Jessie Warren: “We went to do a demolition job, and it paid $80 a day.”

Jessie Warren
Jessie Warren

Jessie says a contractor hired him to tear out a kitchen at a Sunny Isles condo.

Jessie Warren: “I was hitting with the sledgehammer, and I see the envelope, and I grab the envelope, and it was [filled] with gold coins.”

He found several envelopes containing more than 100 gold coins.

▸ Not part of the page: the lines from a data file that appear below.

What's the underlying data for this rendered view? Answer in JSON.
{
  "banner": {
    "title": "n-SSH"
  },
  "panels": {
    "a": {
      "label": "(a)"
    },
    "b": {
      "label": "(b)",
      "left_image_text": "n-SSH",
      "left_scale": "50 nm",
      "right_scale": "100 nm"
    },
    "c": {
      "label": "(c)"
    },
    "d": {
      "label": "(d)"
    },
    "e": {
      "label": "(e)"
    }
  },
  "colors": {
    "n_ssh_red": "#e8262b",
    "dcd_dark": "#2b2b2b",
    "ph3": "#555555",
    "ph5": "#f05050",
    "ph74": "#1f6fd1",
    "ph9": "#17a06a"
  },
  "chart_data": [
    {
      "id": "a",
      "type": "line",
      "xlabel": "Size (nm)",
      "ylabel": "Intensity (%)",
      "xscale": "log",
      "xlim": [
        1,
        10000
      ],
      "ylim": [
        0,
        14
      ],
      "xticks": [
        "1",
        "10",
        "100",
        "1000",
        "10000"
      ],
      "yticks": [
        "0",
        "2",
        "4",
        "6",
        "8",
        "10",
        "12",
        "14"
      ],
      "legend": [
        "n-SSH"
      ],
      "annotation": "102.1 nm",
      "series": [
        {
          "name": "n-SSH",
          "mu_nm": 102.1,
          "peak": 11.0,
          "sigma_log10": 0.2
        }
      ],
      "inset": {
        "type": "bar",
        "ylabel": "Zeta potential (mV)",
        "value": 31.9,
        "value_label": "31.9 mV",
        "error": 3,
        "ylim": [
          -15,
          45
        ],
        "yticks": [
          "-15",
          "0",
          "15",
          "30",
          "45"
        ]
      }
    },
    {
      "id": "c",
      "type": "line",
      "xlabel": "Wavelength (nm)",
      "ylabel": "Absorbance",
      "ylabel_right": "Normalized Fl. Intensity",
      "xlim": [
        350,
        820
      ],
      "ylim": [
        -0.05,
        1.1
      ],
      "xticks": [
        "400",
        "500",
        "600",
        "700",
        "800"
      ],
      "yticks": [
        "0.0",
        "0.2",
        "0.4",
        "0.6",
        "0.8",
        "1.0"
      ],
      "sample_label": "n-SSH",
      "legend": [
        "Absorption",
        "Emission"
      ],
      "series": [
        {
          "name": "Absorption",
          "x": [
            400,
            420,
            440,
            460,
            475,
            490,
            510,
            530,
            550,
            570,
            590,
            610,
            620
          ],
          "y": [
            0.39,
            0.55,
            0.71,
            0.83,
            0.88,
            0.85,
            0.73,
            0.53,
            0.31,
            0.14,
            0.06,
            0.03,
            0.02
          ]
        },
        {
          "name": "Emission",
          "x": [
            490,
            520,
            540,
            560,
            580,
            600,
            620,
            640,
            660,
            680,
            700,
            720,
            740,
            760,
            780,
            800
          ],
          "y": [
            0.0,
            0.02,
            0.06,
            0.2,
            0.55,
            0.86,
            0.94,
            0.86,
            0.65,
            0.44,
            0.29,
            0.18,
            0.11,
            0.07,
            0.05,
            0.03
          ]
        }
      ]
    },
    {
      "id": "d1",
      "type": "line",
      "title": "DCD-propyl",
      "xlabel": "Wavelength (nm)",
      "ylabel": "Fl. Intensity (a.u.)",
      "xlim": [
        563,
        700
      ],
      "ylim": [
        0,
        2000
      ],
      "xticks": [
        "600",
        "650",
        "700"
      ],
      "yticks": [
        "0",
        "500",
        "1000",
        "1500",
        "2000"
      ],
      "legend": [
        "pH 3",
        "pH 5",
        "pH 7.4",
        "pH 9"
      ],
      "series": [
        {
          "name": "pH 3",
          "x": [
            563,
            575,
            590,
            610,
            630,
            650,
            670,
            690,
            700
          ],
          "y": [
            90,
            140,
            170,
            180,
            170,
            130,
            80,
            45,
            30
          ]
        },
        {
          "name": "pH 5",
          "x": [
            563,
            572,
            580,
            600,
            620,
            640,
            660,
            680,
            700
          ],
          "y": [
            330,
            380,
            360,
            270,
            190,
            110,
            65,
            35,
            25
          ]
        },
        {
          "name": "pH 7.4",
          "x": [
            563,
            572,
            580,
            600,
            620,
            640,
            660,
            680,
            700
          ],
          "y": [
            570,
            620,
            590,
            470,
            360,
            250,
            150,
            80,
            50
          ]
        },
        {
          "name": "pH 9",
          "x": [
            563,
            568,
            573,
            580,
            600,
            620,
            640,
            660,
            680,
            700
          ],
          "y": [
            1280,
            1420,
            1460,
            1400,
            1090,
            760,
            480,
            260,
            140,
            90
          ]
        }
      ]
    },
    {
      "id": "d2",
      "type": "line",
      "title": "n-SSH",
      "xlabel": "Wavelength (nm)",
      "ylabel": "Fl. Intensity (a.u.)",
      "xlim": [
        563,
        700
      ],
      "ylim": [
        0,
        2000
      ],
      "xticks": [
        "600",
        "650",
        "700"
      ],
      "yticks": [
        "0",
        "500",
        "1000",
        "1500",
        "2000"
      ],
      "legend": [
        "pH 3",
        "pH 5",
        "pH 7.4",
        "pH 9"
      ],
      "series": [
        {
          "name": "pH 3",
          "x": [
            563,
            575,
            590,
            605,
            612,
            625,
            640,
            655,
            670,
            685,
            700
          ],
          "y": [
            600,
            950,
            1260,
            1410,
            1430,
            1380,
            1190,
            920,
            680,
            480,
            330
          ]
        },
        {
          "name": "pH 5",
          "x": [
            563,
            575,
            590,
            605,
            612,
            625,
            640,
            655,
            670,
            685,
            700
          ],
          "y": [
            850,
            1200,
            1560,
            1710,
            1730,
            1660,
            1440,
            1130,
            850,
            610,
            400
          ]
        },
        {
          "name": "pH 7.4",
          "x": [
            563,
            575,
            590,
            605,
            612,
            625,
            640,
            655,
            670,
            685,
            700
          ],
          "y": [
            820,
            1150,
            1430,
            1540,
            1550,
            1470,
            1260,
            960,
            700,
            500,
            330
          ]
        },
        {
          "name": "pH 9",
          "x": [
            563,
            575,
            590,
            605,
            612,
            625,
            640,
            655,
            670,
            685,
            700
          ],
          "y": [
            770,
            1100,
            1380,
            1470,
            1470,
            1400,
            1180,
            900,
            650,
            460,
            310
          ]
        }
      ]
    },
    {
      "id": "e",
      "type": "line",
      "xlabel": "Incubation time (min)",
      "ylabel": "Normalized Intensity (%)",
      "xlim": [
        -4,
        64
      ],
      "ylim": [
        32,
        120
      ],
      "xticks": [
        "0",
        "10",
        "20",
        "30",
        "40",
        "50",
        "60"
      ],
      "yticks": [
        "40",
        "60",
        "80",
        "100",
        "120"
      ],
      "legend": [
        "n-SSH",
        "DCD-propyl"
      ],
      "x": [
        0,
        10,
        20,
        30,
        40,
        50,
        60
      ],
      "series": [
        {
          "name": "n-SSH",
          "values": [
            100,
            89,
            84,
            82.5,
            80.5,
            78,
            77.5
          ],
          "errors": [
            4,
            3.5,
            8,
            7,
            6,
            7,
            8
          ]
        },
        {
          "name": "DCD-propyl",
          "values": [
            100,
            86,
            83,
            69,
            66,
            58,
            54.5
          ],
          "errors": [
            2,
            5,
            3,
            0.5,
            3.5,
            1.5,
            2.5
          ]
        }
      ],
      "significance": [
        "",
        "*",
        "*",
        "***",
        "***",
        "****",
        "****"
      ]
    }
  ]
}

He didn’t know it then, but the coins were South African Krugerrands worth about $130,000.

Jessie says he wanted to tell the contractor about his discovery.

Jessie Warren: “The person who hired me, he didn’t come back, and then he hired another laborer to pick it up from work, so I had no one to turn it in to.”

He took the coins to pawn shops, where he sold a couple for a few hundred dollars, but at one coin shop, Jessie said the man explained their worth and made him an offer.

Jessie Warren: “The coin collector said he was going to write me a check for $100,000. I struck gold!”

But the Broward Sheriff’s Office was tipped off, and deputies came to the shop while Jessie was there.

Jessie Warren: “They put the handcuffs on me, went in my pocket and took everything.”

The police report says Jessie was detained “because of his extensive criminal history,” which includes time in prison for burglary. It also says Jessie made “evasive statements on where he got the coins.”

But they released him without charges.

James Lewis: “No, he hasn’t been charged with any crime, nor do I think that he’s committed any crime.”

James Lewis
James Lewis

Jessie hired attorney James Lewis. He says, since BSO hasn’t been able to find the owner of the coins, they should be returned to Jessie.

James Lewis: “I think God blessed him that day and gave him for a reason, but unfortunately, the Broward Sheriff’s Office does not see it that way.”

They are going public with the story in hopes of proving the coins came from that condo wall.

James Lewis: “How did these coins get behind that wall? Who put them there, and why? And maybe somebody out there that is watching this can tell us.”

One person has come forward: the attorney for the people who bought the Miami Beach home where Colombian drug lord Pablo Escobar once lived.

He sent BSO a letter saying they have a “well-founded belief” the coins were taken from their home when it was vandalized late last year.

Jessie Warren: “How can you say it came out of there when you never saw what was in the safe?”

Lewis says Jessie was nowhere near Escobar’s home, and it’s time for the Sheriff’s Department to return the coins.

James Lewis: “For a lack of better legal term, it’s losers weepers, finders keepers.”

The Broward Sheriff’s Office says taking something that is not yours without permission is theft. Looks like it might be up to a judge to decide the truth about the treasure.

Since it appears no resolution has been agreed upon, this case could soon go to a judge.